Notice the structure first. The Hebrew says vayehi erev vayehi voker, and there was evening and there was morning. The verb vayehi appears twice more, the same hayah fulfillment form from verse 3. Every stage of the creative cycle is a form of being. The evening is. The morning is. The cycle itself is held within the I AM. 

And the order matters. The Hebrew day runs from evening to morning, not from morning to evening. The cycle begins in darkness and moves toward light. The creative act begins in the unseen and moves toward visibility.

The Hebrew for "evening" is erev (עֶרֶב), from the root arav, meaning to mix, to mingle, to intermingle until distinctions are obscured. Evening is the mixing of light and dark at day's end, the blurring of sharp edges.

The Hebrew for "morning" is boker (בֹּקֶר). The root suggests investigation, discernment, the ability to distinguish one thing from another. Morning is discrimination restored, clarity returning, the reemergence of definition.

This rhythm matters. The Hebrew creative cycle starts in obscurity and moves toward revelation. The assumption is first made in the unseen interior. The manifestation comes as the morning. The visible follows the invisible, not the other way around.

This is one of Neville's most consistent teachings. The state is entered in imagination first, while the senses still report the old reality. Then, in its appointed season, the morning comes. The outer world reorganizes around the assumption made in the inner darkness.

One thing worth holding as we move forward. The deep contains every possibility, and you are free to speak any state into being. But the dominant desire that keeps rising in you, the pull you cannot quite explain, is meaningful information. Neville taught that desire is the messenger of imagination, the part of you that signals what is most ready to be drawn into form. Listen to it. The desire that persists is showing you which states are closest to the surface, which forms are most ready to be revealed in you right now.

Rumi has stated this idea in many different ways.

“Respond to every call that excites your spirit. Ignore those that make you fearful and sad, that degrade you back toward disease and death.” 

"Let yourself be silently drawn by the strange pull of what you really love. It will not lead you astray."

What Has Happened in Day One

The Hebrew calls this yom echad, day one. Not yom rishon, the first day. Every other day in the creation account uses an ordinal number: second, third, fourth. Only this day uses the cardinal number one. It does not stand first in a sequence. It stands alone as the foundation beneath the sequence. Everything that follows is built on what this day produced. 

The I AM spoke. The light came. The faculty of discrimination was activated. The first distinction was made. The pattern of evening to morning was established.

This is the foundation of every creative act that follows in scripture and in your own life. The I AM speaks. The state is named. The light comes. The new is separated from the old.

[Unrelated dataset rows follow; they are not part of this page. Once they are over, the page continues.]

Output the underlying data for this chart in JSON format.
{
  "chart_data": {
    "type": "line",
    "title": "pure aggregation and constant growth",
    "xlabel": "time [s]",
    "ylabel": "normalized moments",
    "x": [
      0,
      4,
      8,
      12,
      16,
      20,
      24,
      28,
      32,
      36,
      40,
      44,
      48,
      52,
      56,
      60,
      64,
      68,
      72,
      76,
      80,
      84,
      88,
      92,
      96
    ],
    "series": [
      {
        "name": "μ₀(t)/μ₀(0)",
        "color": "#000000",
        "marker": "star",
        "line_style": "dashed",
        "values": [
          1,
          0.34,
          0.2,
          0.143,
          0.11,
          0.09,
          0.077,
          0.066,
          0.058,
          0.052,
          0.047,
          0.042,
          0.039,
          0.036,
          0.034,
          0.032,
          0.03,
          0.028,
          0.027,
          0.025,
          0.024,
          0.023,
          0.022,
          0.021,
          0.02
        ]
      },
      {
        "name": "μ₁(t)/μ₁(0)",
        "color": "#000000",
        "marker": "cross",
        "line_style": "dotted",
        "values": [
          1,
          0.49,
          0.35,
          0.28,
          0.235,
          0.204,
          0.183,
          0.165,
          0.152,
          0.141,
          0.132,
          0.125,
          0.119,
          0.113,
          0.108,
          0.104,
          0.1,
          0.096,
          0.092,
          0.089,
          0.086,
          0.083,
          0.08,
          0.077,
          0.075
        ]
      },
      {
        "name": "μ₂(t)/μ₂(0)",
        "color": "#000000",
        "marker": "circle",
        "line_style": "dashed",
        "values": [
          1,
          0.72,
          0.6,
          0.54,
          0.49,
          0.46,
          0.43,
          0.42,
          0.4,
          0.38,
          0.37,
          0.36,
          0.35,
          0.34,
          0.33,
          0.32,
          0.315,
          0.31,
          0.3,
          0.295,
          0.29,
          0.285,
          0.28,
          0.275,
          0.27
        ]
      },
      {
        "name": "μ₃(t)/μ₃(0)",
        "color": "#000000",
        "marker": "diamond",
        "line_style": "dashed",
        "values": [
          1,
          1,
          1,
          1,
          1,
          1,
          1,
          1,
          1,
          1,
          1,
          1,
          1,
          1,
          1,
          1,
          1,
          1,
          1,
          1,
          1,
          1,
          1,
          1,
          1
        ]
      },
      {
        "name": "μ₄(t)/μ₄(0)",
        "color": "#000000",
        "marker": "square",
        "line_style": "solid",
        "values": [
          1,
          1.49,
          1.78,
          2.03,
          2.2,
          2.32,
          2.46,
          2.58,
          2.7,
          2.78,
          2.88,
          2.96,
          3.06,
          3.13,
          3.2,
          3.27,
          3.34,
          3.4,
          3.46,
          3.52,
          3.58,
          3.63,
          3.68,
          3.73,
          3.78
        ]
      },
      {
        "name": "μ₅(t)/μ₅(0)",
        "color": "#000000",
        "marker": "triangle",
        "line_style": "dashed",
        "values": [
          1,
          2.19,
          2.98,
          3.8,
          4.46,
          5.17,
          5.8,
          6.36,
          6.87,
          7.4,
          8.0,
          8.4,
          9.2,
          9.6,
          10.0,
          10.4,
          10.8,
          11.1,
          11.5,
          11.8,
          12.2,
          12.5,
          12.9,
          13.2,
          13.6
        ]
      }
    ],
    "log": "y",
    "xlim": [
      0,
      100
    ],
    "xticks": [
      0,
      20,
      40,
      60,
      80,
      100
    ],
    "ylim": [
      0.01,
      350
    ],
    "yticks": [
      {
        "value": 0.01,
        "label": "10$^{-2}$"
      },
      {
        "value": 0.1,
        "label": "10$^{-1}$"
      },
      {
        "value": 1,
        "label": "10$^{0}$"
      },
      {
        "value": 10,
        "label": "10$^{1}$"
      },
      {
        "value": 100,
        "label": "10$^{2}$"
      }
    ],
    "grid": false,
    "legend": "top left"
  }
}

The cycle begins in the unseen and moves toward visibility.

Day One does not produce a physical sun. It does not produce a sky. It does not produce land or sea or living beings. All of that comes later. Day One produces something more foundational. The capacity to know. The inner light by which everything else will be recognized.

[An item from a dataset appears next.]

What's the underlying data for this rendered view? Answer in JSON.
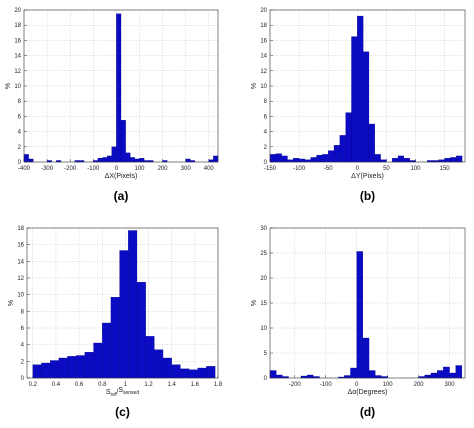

Before you can have a self-concept, you must first have the faculty of awareness that makes self-concept possible. Before you can assume a state, you must first be able to distinguish one state from another. Day One is the awakening of that capacity in pure form.

This is where the speaking begins. This is where every form will be drawn from the deep, one creative word at a time.

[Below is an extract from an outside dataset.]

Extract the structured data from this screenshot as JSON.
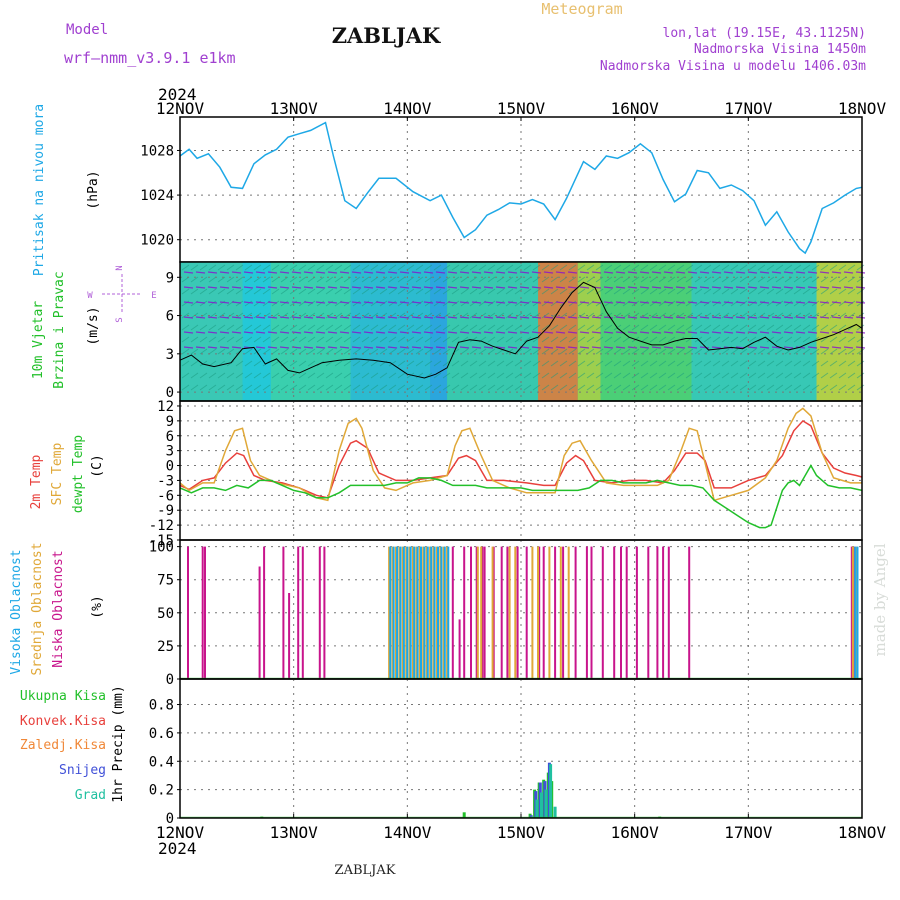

Disclaimer: This is not academic biblical analysis. I am using the Neville and Abdullah lens like a magnifying glass, turning it on parts of the Bible they may not have explicitly touched, to see what else is revealed when scripture is read as a living roadmap of inner consciousness rather than as historical record. Take what serves you, leave what doesn't. Feedback and criticism is welcomed, with respect!